The first book I read when the box arrived was Parched by Melanie Crowder. 


What a powerhouse!

This is the kind of book that makes me miss teaching the older kids...where was it 5 years ago when I taught Grade 7 and 8! For anyone with a social-justice focus in their class this is a must have book. I will admit though, it's a challenging read. For some students the vocabulary and story-telling from multiple perspectives might prove to be difficult. However, it would do well as a class read aloud or a lit circle book for more advanced readers.

If your curriculum involves water and conservation than Parched would be an excellent way to integrate your literacy and science curriculums. Here is the description from Thomas Allen & Son's website:

In this haunting, lyrical novel told from three perspectives, Sarel has just witnessed the violent murder of her parents. But she is not completely alone on the drought-ridden land. Nandi is the leader of a pack of dogs who looks out for her pups and for skinny Sarel-girl. Nandi knows they are all in trouble, and she knows, too, that a boy is coming—an escaped prisoner with the water song inside him. A hard-hitting but ultimately hopeful survival story.

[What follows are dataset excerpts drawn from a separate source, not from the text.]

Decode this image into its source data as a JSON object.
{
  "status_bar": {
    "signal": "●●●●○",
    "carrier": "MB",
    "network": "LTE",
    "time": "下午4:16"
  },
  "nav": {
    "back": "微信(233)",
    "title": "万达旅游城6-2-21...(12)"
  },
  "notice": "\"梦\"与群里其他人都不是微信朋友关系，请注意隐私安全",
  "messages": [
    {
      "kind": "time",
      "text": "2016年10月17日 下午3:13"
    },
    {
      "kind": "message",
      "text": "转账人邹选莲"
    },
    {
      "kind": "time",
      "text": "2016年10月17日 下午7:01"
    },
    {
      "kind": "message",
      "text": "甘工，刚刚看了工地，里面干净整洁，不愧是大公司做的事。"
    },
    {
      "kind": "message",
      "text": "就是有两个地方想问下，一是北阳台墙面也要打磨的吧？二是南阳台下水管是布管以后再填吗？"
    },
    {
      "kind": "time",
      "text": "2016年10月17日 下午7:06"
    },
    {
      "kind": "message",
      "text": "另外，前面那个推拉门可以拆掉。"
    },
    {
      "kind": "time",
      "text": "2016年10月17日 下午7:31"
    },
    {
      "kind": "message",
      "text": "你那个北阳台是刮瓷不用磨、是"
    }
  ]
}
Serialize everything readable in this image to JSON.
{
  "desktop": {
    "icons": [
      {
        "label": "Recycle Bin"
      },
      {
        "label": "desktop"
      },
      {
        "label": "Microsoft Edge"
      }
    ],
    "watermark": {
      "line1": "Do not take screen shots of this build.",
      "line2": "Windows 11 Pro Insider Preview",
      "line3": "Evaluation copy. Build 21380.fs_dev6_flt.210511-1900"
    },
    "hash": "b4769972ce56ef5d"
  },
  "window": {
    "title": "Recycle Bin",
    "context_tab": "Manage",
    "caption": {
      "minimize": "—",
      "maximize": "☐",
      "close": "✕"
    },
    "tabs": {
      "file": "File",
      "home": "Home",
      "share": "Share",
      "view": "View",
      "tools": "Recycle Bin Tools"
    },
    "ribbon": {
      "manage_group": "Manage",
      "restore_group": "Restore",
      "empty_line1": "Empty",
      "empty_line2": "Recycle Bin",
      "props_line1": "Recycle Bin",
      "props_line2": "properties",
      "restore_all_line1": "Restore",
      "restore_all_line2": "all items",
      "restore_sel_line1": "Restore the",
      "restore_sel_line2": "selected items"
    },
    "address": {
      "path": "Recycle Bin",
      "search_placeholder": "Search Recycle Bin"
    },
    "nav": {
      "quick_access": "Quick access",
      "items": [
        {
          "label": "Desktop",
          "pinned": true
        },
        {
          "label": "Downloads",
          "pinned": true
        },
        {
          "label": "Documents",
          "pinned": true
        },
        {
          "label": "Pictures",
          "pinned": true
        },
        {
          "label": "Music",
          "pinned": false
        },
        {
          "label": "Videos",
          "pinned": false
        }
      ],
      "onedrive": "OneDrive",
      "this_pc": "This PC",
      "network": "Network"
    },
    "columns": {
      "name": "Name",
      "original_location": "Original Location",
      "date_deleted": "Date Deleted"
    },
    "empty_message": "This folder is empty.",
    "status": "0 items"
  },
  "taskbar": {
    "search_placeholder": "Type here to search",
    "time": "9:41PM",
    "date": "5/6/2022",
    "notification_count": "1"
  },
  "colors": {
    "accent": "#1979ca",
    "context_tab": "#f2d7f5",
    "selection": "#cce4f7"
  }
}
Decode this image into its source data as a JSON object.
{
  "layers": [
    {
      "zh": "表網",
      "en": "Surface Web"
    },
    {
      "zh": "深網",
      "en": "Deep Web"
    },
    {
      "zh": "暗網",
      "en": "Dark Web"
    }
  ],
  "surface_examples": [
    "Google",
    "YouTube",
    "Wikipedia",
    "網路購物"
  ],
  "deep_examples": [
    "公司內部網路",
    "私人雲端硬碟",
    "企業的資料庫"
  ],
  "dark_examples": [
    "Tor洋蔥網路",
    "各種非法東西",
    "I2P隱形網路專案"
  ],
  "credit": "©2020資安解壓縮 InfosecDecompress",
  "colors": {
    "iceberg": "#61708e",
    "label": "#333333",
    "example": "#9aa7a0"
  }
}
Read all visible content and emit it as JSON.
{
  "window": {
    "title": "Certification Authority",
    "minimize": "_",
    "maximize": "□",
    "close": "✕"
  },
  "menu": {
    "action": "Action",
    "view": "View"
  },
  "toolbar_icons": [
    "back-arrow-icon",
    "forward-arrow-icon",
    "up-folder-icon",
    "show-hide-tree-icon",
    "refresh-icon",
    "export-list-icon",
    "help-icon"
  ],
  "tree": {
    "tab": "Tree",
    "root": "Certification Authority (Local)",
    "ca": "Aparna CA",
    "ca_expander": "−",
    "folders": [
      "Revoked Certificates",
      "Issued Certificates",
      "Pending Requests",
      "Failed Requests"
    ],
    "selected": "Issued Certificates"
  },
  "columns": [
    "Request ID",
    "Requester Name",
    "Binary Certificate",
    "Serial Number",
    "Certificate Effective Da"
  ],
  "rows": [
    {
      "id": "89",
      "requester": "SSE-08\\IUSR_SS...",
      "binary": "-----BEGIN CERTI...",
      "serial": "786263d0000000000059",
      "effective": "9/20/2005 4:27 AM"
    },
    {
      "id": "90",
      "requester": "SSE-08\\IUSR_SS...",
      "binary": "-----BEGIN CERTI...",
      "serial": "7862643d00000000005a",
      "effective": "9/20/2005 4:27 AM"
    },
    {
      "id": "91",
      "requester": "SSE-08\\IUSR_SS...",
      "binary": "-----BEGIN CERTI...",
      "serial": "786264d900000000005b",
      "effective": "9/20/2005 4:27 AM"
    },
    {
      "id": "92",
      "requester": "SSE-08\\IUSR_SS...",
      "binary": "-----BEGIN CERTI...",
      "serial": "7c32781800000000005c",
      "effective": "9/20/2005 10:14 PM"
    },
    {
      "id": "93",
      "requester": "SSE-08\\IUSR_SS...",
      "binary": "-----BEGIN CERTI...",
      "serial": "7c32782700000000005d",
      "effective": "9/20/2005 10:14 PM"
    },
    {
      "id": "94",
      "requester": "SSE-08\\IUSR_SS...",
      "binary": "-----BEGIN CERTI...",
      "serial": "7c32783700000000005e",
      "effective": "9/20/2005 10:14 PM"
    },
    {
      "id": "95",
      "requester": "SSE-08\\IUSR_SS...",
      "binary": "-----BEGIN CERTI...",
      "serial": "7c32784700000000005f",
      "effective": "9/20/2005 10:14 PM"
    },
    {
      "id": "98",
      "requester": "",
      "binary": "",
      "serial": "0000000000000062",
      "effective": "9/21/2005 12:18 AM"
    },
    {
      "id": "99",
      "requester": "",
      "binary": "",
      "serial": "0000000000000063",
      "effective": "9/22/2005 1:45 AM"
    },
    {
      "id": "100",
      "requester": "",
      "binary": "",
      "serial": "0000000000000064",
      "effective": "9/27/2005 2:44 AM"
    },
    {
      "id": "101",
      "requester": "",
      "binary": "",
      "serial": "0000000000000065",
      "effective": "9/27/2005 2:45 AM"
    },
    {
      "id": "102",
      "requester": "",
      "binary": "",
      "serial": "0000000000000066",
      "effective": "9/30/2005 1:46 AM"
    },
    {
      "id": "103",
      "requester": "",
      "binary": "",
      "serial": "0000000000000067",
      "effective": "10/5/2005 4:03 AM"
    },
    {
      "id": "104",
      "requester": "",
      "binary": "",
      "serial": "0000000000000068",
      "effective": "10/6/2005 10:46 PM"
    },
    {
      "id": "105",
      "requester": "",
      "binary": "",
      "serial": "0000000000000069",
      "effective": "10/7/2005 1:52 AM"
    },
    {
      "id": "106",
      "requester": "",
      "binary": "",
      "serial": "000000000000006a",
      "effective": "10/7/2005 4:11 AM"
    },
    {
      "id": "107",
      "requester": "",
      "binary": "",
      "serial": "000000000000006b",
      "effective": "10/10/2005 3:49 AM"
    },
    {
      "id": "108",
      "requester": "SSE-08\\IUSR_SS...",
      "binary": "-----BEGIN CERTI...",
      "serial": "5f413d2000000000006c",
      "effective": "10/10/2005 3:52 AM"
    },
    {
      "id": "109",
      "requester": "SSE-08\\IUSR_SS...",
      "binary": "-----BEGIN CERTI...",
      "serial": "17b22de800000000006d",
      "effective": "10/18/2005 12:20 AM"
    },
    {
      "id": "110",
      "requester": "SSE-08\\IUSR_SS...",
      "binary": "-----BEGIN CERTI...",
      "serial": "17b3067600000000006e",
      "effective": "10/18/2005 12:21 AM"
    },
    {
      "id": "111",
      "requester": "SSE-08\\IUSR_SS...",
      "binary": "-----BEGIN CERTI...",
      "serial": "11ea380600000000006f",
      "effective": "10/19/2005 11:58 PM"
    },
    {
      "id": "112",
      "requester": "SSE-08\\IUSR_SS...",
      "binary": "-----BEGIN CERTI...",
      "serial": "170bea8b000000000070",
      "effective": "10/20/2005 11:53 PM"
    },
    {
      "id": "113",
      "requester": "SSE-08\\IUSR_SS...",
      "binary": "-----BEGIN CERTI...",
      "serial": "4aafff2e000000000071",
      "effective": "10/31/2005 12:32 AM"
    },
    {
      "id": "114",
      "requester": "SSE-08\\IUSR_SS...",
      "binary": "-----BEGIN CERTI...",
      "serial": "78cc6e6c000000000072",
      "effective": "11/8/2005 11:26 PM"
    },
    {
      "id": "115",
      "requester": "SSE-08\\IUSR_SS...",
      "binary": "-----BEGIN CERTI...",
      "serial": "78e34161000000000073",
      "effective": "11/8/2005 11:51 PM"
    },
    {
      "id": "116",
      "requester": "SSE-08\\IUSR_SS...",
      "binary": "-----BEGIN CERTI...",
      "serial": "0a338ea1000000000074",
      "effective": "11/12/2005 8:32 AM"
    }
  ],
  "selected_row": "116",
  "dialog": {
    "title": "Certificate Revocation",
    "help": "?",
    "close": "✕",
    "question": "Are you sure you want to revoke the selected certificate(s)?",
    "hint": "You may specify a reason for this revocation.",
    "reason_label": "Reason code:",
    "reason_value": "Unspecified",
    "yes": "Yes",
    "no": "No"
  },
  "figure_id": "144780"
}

This book drew me in from the first page (okay, the cover) and I just couldn't put it down. Imagine the conversations it could spark!

The last book in the package was The Ugly One by Leanne Statland Ellis. 


This is an interesting book...and yet, I'm not sure if I liked it.

Here's the description from Thomas Allen & Son:


I had always been ugly, as far back as I could remember.

Micay has a deep scar that runs like a river from her right eye to her lip. The boys in her Incan village bully her because of it, and most of the adults ignore her. So she keeps to herself and tries to hide the scar with her long hair, drawing comfort from her family and her faith in the Sun God, Inti. Then a stranger traveling from his jungle homeland to the Sacred Sun City at Machu Picchu gives her a baby macaw, and the path of her life changes. Perhaps she isn’t destined to be the Ugly One forever. Vivid storytelling and rich details capture the life and landscape of the Incan Empire as seen through the eyes of a young girl who is an outsider among her own people.

The content of the book are interesting and I like connections to a Cinderella type story but I had some trouble maintaining my focus while reading. The slightest noise or movement would draw my attention away from the book. 

With the changes that have taken place in the Ontario Social Studies curriculum this year I am not sure where this book could be placed most effectively for integration either. I think that for a good understanding the students reading this book would have to be at least Grade 6 or higher, perhaps an advanced Grade 5?

I do think it's worth looking into if the description intrigues you...the storyline is rich in detail and lends itself to a great deal of visualization. I would love to see student drawing's of Micay as part of a class art project.

This is one I'm just not sure about. It wasn't my cup of tea but I wouldn't say it wasn't interesting either. 

Have you read any good children's books recently? I'd love to hear about them.